Tag Archives: Kiribath vehera

Kiribath Vehera, Anuradhapura

Kiribath vehera is an archaeological site situated in Anuradhapura, the once glorious capital city of Sri Lanka.

Situated in the far North of the Ancient city, out of the citadel, Kiribath vehera is in a sad state. To reach the site, one must pass the sacred city, traveling towards the North, taking the Sangamitta road, and pass the ruins at Wijayarama.

Kiribath vehera literally means the ‘Milk rice monastery’. It is not understandable how it got this name. This can be identified as the ancient ‘Uttara Megha-giri viharaya’ mentioned in old scripts and inscriptions. When translated, Uttara Megha-giri vehera gives the meaning, ‘Northern Rain-cloud hill temple’. One pillar inscription found at this place mentions the name, ‘Uthur Megiri watthata’. This pillar inscription can be dated to the 9th or 10th century.

What could be seen here are remains of an ancient Buddhist monastery, including an image house and a stupa. Ruins of the image house are located in front of the ruined stupa.

The ruined stupa is covered with vegetation and hardly can be identified as a stupa. The bricks are spread all over and the top of the stupa there was a large pit dug by robbers when I first visited the site in 2009. The damage caused by robbers and negligence cannot be considered as minor.

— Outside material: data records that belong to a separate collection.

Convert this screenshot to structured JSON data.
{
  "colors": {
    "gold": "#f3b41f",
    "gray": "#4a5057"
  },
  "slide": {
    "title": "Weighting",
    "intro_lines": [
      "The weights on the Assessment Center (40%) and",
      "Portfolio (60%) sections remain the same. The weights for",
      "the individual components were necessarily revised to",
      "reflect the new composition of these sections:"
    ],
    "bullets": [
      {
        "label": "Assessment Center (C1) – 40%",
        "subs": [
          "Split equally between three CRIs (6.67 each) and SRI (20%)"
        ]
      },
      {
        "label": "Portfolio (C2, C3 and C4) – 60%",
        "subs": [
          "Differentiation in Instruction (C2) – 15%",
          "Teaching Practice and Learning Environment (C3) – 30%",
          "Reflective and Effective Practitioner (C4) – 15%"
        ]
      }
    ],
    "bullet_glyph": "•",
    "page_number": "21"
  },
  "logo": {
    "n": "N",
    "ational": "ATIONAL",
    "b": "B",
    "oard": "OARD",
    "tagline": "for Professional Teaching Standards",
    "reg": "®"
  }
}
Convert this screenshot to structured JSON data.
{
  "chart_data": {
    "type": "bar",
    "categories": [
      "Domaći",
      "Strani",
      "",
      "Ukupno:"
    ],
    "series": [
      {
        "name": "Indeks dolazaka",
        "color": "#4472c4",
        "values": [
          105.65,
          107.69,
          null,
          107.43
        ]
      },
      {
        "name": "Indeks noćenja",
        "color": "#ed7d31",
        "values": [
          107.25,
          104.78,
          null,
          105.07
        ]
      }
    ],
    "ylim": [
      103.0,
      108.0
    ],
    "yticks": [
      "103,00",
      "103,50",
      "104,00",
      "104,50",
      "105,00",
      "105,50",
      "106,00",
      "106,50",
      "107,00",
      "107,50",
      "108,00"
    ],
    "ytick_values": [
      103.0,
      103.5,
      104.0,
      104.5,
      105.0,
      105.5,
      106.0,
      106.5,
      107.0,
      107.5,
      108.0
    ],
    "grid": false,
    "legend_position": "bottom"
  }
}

As the stupa is collapsed and covered with trees and shrubs, it is difficult to understand its original shape. The stupa can be roughly measured as 30 feet in height and 400 feet in diameter.

The pillars and the brick foundation in front of the stupa can be identified as an image house. However, though smaller in size this demonstrations similarities with the Jethawana image house. The scattered parts of a stone figure can be recognized as a Buddha image.

At present, a positive change cannot be seen as still the site is in a depressed state. Bricks, scattered stones and broken pillars can be seen everywhere. If not conserved soon, the ruins will be destroyed further.

Based on the pillar inscription the place can be identified as the ancient Uttara Megiri wattha monastery or the Uttara Megha-giri viharya.

Ancient scripts records that Princess Hemamala and Prince Dantha first visited the Dakunu Megha-giri monastery kept the tooth relic at the temple and sent a messenger to the king. Once receiving the message, the king arrived at the temple and received the tooth relic with royal honour. The couple stopped from entering the citadel or meeting the monarch as soon as they arrived, thus they stayed at the Dakunu Megha-giri monastery and a monk enlightened the monarch with the good news. The Dakunu Megha-giri monastery can be identified as the present day ‘Isuru-muniya monastery’. Scholars assume the ‘Dakunu Megha-giri monastery’ where the couple kept the tooth relic for the first time should be this ‘Uttara Megha-giri vehera’ considering the geographical locations. The Dakunu Megha-giri monastery should surely be located in the Southern part of the capital, which means one must pass the citadel where the most important and secured buildings are located. The ancient main road to Anuradhapura, from North, was across the Malwathu oya. If one takes this road, the citadel must be crossed before reaching the Dakunu Megha-giri monastery. However, the Uttara Megha-giri vehera can be reached easily without crossing the citadel and other important buildings, as it is located out of the boundaries of the most important area of the ancient capital. As the couple landed at a port somewhere in the North, they must have taken this ancient main road to reach Anuradhapura. Furthermore, the royal couple was new to the country and they were escaping the unsafe political situation in their own country, the Kalinga. Considering these reasons, the royal couple must have not chosen to cross the citadel of a kingdom where they are alien to.